Not really. I'm thinking more along the lines of a total page load. I probably don't understand it well enough, but consider something like connecting to facebook.com. It takes 46 HTTP requests.

Say (this is made up) 35 of those are async and contain 2MB of data total, the 36th is consistently a slow blocking request, 37-42 are synchronous requests of 17KB, 4KB, 10KB, 23KB, 2KB, 7KB, and 43-46 are async (after 42) sending back 100KB total.
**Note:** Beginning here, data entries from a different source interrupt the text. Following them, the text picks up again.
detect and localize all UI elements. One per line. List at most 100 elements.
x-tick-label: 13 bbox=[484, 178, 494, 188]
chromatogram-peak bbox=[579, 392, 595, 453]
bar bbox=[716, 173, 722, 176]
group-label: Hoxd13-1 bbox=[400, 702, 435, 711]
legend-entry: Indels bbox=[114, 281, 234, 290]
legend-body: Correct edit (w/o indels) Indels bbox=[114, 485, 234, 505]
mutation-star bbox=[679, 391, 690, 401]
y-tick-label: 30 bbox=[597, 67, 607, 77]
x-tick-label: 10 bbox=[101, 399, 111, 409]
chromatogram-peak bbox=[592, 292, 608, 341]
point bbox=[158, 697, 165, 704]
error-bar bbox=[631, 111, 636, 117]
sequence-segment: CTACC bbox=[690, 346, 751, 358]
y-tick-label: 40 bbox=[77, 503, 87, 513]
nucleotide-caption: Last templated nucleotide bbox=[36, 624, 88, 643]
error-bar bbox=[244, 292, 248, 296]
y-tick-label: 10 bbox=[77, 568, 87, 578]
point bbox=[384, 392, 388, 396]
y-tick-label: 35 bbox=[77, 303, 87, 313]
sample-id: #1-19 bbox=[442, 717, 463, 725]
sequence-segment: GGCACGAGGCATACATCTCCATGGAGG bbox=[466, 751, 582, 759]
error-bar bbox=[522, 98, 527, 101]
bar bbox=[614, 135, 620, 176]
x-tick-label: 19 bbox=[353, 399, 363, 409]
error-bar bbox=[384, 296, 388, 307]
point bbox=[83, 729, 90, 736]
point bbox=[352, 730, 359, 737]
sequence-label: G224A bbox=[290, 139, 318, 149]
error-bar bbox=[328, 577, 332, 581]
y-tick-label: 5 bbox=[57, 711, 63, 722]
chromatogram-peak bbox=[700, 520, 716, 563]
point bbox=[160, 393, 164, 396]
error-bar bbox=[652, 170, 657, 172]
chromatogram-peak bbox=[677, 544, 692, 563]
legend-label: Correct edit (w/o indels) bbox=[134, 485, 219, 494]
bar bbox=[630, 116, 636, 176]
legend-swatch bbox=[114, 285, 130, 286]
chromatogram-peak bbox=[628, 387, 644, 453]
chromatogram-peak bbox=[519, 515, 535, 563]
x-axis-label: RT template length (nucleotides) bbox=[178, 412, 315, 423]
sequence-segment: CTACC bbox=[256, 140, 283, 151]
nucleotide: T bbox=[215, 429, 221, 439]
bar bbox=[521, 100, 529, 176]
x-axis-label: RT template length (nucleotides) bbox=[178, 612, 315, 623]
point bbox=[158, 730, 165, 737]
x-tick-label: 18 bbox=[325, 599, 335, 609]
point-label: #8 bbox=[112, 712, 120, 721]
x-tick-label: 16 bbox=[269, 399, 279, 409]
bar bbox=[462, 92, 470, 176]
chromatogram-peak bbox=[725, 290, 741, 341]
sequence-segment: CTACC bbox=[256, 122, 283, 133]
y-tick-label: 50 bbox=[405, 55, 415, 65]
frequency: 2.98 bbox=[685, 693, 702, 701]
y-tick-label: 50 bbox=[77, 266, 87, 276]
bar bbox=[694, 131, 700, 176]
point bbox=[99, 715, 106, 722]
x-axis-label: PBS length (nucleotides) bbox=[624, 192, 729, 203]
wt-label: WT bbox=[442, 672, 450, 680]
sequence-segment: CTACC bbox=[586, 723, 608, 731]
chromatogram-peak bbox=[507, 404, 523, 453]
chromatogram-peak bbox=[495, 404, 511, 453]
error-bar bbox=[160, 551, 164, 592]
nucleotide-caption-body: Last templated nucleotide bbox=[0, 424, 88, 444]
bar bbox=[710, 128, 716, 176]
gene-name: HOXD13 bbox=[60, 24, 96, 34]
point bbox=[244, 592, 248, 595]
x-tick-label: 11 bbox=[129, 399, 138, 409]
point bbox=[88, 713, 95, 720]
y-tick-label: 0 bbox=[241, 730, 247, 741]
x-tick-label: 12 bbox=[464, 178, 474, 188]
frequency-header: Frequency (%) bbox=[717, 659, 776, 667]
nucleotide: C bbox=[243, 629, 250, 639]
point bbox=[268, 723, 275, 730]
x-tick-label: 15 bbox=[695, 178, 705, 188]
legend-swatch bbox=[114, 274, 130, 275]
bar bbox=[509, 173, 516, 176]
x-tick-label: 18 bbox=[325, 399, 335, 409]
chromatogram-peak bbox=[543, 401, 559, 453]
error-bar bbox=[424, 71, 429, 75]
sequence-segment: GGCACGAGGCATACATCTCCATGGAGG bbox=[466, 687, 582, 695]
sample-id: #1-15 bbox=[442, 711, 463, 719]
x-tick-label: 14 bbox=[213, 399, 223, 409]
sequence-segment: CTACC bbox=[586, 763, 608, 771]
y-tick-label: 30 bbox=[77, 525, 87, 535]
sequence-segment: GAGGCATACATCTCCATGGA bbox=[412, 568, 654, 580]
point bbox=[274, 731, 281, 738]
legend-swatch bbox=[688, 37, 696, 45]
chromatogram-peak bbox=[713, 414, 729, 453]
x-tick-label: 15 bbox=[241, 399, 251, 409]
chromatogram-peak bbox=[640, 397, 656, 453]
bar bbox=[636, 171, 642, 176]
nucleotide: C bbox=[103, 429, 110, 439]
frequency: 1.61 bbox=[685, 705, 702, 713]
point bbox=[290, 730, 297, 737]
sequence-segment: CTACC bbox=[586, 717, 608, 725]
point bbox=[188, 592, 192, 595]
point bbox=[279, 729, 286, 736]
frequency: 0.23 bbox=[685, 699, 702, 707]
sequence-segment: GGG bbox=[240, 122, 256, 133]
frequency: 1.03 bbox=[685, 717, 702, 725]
If that synchronous block ends up being 6 synchronous TCP connections, I feel like that's a pretty distinct pattern if there isn't a lot of padding, especially if you can combine it with a rule that says it needs to be preceded by a burst of about 35 connections that transfer 2MB in total and succeeded by a burst of 4 connections that transfer 100KB combined.

I've always assumed there's the potential to fingerprint connections like that, regardless of whether or not they're encrypted. For regular HTTPS traffic, if you built a visual of the above for a few different sites, you could probably make a good guess which one people are visiting just by looking at it.

Dynamic content getting mixed in might be enough obfuscation, but for things like hidden services I think you'd be better off if everything got coalesced and chunked into a uniform size so that all guards and relays see is a stream of (ex:) 100KB blocks. Then you could let the side building the circuit demand an arbitrary amount of padding from each relay.

Again, I probably just don't understand how it works, so don't read too much into my reply.